Папа опять ходит весь расстроенный. Партия приказала сжечь все книги запрещённых авторов, чтобы «избавиться от жидовской пропаганды», и он очень боится за нашу библиотеку. После стольких лет, что он преподавал историю, он насобирал множество очень важных и редких работ, но большинство из них относятся к запрещённой литературе, и их, вероятно, придётся сжечь. Даже история теперь не считается правильной, если написана не арийцем. Но это же история, что произошло — то произошло, и тут уж ничего от себя приписать нельзя. Только вот папа говорит, что нацисты теперь и историю переписывают, вместе с биологией и другими науками. Мне кажется, что через несколько лет ничего больше не останется, кроме партии. Если бы кто-то попросил меня её описать, то я бы сказала, что вижу её как огромного огнедышащего монстра, всегда голодного и никогда не насыщающегося, который идёт по земле и пожирает всё подряд: людей, животных, даже машины, мосты, целые города и страны, пока ничего в мире больше не останется, кроме него. Только тогда он будет доволен. Мне кажется, у меня жар… Я какие-то странные вещи говорю».
«Ноябрь 3, 1938
Папа говорит, что нам скорее всего придётся уехать из страны. Он говорит, что хоть он и мы, дети, пока в относительной безопасности, маму, в отличие от нас, никакие законы не защищают, а поэтому её могут просто взять и подобрать на улице, усадить в грузовик и отослать в работный лагерь. Он слышал, что были такие случаи. Он сказал маме больше вообще на улицу не выходить, только в самом крайнем случае. Папе теперь приходится самому ходить за покупками, но может это и к лучшему, потому что маму многие продавцы и так уже давно отказывались обслуживать. Они боятся, что гестапо их арестует за то, что продают еврейке. Это теперь тоже уголовная статья».
«Ноябрь 10, 1938
Я не знаю, что ещё писать. У меня больше не осталось слов, только слёзы и страх. Я никогда не думала, что дойдёт вот до такого. Я просто отказывалась верить, и надеялась на хорошее. Они больше не отделяют нас от себя, они нас уже в открытую убивают, режут и стреляют, как животных. Прошлой ночью они разбили стёкла в каждой лавке, помеченной Звездой Давида. Самих владельцев они вытаскивали на улицу, иногда за шиворот, иногда за волосы, если это была женщина, и потом били, били кулаками, ногами и прикладами ружей. Им было всё равно, был ли это мужчина, женщина или ребёнок, они били всех без разбора только потому, что те были евреями. Они ворвались в синагогу и, когда раввин попытался спрятать от них священные тексты, они заперли его и других внутри и подожгли здание, прямо с живыми людьми.

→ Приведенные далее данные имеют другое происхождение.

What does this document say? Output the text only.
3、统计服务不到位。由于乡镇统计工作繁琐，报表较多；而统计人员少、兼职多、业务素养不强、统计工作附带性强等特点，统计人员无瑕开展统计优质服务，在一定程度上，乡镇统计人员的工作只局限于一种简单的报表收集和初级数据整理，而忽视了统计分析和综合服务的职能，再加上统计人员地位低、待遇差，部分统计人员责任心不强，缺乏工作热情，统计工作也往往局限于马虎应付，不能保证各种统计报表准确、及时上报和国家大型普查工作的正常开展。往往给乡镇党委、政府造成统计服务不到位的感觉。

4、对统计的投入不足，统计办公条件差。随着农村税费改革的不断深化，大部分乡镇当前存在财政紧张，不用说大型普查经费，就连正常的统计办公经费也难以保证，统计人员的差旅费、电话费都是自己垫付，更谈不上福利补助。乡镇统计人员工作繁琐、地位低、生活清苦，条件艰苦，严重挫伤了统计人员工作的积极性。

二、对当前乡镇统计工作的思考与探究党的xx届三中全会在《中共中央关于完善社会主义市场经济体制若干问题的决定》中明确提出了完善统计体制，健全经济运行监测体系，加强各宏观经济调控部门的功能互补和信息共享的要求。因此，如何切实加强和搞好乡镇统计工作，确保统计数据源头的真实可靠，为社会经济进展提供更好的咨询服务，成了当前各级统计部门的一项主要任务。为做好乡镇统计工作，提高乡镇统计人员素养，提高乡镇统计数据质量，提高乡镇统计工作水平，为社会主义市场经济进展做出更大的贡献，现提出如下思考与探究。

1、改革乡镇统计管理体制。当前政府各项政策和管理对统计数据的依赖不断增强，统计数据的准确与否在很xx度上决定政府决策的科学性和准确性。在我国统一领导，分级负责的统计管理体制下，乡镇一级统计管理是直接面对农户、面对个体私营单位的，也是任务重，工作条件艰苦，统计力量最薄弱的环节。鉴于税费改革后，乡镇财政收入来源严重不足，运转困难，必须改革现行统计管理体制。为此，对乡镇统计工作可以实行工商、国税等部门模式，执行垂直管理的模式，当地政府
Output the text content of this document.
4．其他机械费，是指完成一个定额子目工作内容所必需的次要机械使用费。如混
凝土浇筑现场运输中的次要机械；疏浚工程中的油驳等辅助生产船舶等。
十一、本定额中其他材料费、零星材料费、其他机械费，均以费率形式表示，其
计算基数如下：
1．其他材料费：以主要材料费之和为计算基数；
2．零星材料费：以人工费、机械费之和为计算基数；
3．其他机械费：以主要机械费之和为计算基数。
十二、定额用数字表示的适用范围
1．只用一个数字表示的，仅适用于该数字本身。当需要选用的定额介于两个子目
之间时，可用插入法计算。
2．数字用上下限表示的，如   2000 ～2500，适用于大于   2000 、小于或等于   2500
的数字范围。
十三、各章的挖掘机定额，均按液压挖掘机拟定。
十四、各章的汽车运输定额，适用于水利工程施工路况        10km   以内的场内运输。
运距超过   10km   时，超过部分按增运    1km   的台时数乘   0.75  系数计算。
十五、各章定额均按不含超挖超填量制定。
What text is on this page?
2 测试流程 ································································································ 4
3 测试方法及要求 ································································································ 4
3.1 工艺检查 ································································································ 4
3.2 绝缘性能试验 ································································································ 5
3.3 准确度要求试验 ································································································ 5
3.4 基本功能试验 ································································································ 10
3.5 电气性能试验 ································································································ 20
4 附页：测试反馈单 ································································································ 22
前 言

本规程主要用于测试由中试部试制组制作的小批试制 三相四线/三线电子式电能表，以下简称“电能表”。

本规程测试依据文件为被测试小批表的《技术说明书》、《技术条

Когда я услышала, как папа рассказывал это маме, я поверить в это не могла. Я знаю, что опять наверняка не усну ночью, буду сторожить, слушать каждый шорох снаружи. Я так боюсь, что они придут к нам и сделают что-нибудь… Я только надеюсь на милость божью, что они сжалятся и застрелят нас всех вместе, но только бы не заперли в доме и не подожгли его! Это самая страшная смерть из всех. Я слышала, что они уже такое сделали с несколькими семьями прошлой ночью. Господи, пожалуйста, сделай так, чтобы они нас не сожгли заживо!»
Я не выдержала и расплакалась. Девочка-подросток, молящая Бога о лёгкой смерти для себя и своей семьи, было чем-то, не укладывающимся в голове. Я закрыла рот рукой, не в силах перевернуть следующую страницу. Я закрыла дневник и прижала его к груди, кусая губы. Что бы случилось, если бы мои прапрародители не подделали в своё время документы? Это мог бы быть мой дневник. Или ещё хуже, потому что, в отличие от моей юной писательницы, которая была всего на несколько лет младше меня, я бы считалась полнокровной еврейкой. И тогда всё, немедленная смерть или же лагерь. Меня бы могло уже не быть на свете.
— Ты всё ещё это читаешь?
Я повернула голову и увидела Генриха. Он стоял, прислонившись к дверному косяку в своей чёрной форме, скрестив руки на груди, и хмурился. Мой муж.
— Девочка, которая это написала… она была mischling, полукровкой. Её мать была еврейкой. Гестапо её за это избили.
— И что?
— И что?! Это всё, что ты можешь сказать? И что?!